Under the Federal Arbitration Act, a district court must stay the judicial proceeding in favor of the arbitration if the court is “satisfied that the issue involved . . . is referable to arbitration.” In this case, the Federal Circuit considered whether the district court properly determined that the issue was not referable to arbitration.
The Federal Circuit then put forth a two-part analysis. First, the district court must ask who has the primary power to decide arbitrability under the relevant agreement. This, in essence, becomes a question of whether the parties clearly and unmistakably intendedto delegate arbitrability decisions to an arbitrator. Second, if the court concludes that the parties did not clearly and unmistakably intend to delegate arbitrability decisions to an arbitrator, the general rule that the question of arbitrability is for judicial determination applies and the court should undertake a full arbitrability inquiry in order to be satisfied that the issue involved is referable to arbitration.
If, however, the court concludes that the parties did clearly and unmistakably intend to delegate the power to decide arbitrability to an arbitrator, then the court must perform a limited inquiry as to whether the assertion of arbitrability is “wholly groundless.” If the court finds that the assertion is wholly groundless, then it may conclude that it is not “satisfied” under section 3 of the Federal Arbitration Act and deny the moving party’s request for a stay. If the court concludes that the assertion is not wholly groundless, then it should stay the trial of the action pending a ruling on arbitrability by an arbitrator.
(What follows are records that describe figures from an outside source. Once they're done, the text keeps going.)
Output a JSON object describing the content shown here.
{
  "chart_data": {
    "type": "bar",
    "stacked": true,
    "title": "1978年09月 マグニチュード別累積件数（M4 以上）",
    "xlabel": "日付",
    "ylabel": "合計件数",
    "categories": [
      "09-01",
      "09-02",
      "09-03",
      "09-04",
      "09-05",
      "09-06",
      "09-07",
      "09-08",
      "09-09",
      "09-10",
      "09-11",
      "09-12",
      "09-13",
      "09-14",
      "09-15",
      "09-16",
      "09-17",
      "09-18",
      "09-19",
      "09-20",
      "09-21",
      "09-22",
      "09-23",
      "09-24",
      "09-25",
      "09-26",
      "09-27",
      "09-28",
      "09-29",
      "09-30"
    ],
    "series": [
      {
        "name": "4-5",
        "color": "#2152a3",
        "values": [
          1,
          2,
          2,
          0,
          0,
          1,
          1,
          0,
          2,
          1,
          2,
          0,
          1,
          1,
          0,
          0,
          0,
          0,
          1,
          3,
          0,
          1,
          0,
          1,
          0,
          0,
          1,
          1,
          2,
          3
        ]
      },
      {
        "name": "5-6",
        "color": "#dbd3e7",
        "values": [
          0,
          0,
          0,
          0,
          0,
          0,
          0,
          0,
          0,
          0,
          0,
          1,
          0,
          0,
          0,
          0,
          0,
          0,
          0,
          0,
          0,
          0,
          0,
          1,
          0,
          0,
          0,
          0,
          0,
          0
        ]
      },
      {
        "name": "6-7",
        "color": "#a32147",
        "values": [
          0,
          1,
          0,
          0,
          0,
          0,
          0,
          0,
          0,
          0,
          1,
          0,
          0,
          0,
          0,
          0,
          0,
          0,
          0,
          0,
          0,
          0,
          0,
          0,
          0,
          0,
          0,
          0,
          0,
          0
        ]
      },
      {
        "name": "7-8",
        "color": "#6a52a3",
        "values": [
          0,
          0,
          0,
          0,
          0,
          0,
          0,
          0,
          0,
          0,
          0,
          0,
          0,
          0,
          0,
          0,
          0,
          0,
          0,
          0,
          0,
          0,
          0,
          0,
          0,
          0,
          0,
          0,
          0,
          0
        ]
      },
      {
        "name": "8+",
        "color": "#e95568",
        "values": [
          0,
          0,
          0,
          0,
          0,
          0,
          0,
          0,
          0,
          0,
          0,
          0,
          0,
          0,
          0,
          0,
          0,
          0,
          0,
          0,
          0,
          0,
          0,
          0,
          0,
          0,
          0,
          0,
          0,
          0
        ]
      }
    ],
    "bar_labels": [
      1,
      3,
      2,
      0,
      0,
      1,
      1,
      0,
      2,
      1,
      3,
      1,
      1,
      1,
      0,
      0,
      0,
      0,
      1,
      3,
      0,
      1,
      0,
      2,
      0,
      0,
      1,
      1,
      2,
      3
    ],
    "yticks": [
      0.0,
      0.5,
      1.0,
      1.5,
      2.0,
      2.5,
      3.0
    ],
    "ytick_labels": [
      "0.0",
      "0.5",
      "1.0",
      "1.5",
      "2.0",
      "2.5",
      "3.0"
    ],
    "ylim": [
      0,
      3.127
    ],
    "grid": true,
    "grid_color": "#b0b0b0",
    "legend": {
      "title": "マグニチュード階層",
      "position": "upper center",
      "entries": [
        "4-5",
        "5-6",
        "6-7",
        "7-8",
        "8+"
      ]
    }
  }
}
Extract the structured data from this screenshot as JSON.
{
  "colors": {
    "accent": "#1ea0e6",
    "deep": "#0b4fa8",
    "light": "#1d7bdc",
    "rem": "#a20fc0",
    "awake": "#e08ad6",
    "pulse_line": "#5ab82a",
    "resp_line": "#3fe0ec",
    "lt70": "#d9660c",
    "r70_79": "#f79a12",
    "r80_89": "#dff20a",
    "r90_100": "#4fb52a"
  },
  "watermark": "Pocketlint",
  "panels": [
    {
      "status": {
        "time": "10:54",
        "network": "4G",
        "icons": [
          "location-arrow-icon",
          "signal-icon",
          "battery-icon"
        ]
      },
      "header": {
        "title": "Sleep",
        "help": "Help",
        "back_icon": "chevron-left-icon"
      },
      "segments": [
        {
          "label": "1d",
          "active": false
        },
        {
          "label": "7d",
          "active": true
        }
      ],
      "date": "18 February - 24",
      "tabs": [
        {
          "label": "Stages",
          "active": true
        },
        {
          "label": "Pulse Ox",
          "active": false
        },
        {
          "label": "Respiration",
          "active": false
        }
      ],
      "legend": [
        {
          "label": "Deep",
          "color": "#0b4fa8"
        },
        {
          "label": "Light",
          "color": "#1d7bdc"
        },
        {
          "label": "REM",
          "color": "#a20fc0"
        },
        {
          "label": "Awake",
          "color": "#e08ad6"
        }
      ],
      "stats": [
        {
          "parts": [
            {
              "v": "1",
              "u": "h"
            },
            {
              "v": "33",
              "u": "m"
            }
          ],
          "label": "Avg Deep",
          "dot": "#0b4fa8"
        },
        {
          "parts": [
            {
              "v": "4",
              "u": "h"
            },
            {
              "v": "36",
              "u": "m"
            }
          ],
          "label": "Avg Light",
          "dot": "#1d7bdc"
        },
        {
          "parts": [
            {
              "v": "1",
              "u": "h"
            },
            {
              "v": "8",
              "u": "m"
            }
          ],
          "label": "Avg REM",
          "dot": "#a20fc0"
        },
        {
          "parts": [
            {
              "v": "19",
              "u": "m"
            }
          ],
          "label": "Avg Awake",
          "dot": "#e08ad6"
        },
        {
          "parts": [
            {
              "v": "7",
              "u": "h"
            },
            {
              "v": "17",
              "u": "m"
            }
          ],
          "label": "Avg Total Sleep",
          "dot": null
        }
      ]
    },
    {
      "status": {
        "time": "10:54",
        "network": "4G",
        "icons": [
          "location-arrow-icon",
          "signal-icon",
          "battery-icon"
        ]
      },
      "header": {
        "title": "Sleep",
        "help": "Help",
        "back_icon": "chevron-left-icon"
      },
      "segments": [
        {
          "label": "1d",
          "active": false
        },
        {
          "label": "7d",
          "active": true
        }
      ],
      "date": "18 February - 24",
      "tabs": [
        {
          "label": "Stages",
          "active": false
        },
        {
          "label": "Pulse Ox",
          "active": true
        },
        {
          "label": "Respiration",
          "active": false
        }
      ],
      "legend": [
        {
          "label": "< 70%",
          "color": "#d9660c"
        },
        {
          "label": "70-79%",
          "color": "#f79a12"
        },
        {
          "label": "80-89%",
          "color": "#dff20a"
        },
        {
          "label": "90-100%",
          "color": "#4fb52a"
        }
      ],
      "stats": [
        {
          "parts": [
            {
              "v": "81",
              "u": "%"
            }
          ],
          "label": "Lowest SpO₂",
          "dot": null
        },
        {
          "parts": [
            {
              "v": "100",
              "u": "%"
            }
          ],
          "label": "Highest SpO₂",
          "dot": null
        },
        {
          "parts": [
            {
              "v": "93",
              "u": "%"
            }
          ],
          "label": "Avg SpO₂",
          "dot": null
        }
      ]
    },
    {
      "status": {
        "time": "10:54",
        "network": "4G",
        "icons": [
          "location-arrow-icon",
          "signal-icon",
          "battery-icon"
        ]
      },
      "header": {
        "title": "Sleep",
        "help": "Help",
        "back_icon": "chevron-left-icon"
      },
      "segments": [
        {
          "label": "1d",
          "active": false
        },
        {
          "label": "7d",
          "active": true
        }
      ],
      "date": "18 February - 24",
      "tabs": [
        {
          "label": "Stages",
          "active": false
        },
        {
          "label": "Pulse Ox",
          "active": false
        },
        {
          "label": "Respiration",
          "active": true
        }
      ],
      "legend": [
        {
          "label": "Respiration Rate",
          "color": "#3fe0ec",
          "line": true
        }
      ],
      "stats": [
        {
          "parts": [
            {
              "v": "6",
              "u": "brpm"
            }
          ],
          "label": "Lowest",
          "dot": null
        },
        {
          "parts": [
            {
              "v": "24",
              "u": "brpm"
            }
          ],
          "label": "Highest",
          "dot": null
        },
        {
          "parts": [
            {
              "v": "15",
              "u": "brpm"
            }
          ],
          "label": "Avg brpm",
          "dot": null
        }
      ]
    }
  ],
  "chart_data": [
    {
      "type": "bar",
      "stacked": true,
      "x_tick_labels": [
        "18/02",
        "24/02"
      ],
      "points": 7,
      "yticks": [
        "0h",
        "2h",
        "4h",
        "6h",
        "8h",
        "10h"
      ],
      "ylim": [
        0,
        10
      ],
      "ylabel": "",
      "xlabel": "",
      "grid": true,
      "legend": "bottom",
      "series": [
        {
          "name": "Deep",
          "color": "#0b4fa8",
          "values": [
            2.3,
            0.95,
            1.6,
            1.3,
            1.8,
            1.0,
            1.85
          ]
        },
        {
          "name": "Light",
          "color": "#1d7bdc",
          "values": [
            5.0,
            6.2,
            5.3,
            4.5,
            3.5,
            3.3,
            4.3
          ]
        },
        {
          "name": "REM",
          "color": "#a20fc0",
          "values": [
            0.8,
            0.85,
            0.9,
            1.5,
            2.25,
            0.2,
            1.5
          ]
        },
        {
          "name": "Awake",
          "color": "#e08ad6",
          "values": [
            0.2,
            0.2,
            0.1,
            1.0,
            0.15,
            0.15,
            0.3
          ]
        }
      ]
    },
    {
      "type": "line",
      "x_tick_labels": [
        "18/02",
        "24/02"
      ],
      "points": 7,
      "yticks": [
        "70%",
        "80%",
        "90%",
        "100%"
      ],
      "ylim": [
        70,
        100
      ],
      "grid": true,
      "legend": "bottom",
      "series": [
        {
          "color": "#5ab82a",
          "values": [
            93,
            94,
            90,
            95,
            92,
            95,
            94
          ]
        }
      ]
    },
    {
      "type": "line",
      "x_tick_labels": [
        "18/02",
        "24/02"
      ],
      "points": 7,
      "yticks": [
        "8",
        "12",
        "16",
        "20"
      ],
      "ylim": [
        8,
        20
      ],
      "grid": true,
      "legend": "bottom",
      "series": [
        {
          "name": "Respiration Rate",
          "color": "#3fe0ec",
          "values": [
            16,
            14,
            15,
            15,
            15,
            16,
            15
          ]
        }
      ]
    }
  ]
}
The Federal Circuit explained in a footnote that this “wholly groundless” analysis serves as a check on a party’s ability to assert “any claim at all, no matter how divorced from the parties’ agreement, to force an arbitration.” Id. at 11 n.5.
In analyzing the first step, the Federal Circuit looked at the agreement and concluded that the incorporation of the American Arbitration Association rules (“the AAA rules”) “evidences a clear and unmistakable intent to delegate the determination of arbitrability to an arbitrator.” Id. at 10. The Federal Circuit thus concluded that the district court should have limited itself to answering whether Nokia’s assertions of arbitrability were “wholly groundless” and remanded the case to the district court.
Judge Newman wrote a one-line dissent, in which she stated that she would affirm the judgment of the district court.